L'autre aspect majeur de la série est l'utilisation de la magie. "Gamer" assidu (jeux de rôle, jeux de plateau, jeux de cartes à collectionner), Sanderson attache une grande importance aux mécanismes de son système de magie, qui en devient un des éléments essentiels de l'histoire. Dans Mistborn, les nobles se transmettent héréditairement des capacités d'"allomancie" : un allomancien ingère des fragments de métal pour, en les catalysant, en extraire des capacités extraordinaires. Chaque métal fournit une capacité, et les allomanciens n'ont en général qu'une affinité avec l'un d'entre eux. Mais certains, rarissimes, appelés fils-des-brumes (mistborn), peuvent catalyser tous les métaux. Leur rôle est fondamental dans les luttes d'influence et de pouvoir que se livrent les grandes maisons nobles, qui veillent précieusement sur leurs membres ayant développé ces capacités. Les membres de la bande de Kelsier sont tous des descendants de maisons nobles (avec un aïeul né du mauvais côté du lit), et Kelsier lui-même est un fils-des-brumes, ce qui donne à la rébellion les moyens de lutter contre les nobles avec leurs propres armes.

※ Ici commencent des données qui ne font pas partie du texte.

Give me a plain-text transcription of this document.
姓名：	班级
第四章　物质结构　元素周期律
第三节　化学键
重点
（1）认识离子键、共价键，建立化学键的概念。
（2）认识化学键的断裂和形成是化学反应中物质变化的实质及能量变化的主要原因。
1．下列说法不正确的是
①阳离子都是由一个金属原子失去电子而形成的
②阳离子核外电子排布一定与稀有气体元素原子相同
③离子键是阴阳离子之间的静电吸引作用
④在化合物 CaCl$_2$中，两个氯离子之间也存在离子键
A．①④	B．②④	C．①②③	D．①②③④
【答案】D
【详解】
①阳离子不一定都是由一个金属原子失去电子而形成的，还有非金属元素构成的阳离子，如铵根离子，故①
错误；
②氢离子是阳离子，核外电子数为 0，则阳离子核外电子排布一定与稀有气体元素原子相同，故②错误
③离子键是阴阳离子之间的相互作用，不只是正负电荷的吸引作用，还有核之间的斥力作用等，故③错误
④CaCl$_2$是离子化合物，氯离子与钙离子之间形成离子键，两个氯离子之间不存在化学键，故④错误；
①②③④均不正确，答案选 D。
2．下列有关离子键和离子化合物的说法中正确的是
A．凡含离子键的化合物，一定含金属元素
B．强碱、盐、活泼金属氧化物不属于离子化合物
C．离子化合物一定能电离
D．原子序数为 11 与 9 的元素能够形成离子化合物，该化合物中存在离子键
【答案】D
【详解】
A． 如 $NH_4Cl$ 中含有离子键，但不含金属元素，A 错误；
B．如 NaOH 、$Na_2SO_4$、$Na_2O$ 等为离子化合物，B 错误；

Il est ici nécessaire de détailler le fonctionnement de l'allomancie, car celle-ci structure énormément le récit. D'une part, la jeune héroïne, Vin, est une fille-des-brumes, et le lecteur découvre l'allomancie en même temps qu'elle. D'autre part, cette magie est très visuelle, et fait que les (nombreuses) scènes d'action empruntent leur imagerie aux films de kung-fu ou à Matrix de façon évidente. Les pouvoirs que les métaux ingérés confèrent sont classés de façon très ordonnée selon un sytème de paires (interne / externe, physique / mental, espace / temps, introspectif / extrospectif), et représentés sur le tableau ci-dessous. L'allomancie peut aussi attirer les métaux (externe / physique / introspectif), les repousser (externe / physique / extrospectif), accroître sa force et son endurance (interne / physique / extrospectif), passer en bullet time, etc. Les allomanciens utilisent l'attraction ou la répulsion des métaux de façon très créative, en s'appuyant sur les clous et rivet pour se propulser dans les airs, ou en lançant des pièces de monnaie pour les transformer en projectiles mortels aux trajectoires erratiques. Les fils-des-brumes ressemblent donc moins à Gandalf et Merlin qu'à Néo, Trinity ou des ninja de manga.

Si l'on rassemble tous ces traits distinctifs (l'histoire de "braquage", le récit sentimental très "young adult" ou "adulescent", le contexte politique du récit type "What If", et les scènes d'action façon Matrix), on obtient au final un divertissement original et bien fait - ce qui est beaucoup mieux que beaucoup de romans de fantasy.


Quelques liens :

Commentaires

  1. Ta critique va dans le sens de ce que j'imaginais. Je ne le place pas vraiment dans mes priorités, mais un de ces jours pourquoi pas.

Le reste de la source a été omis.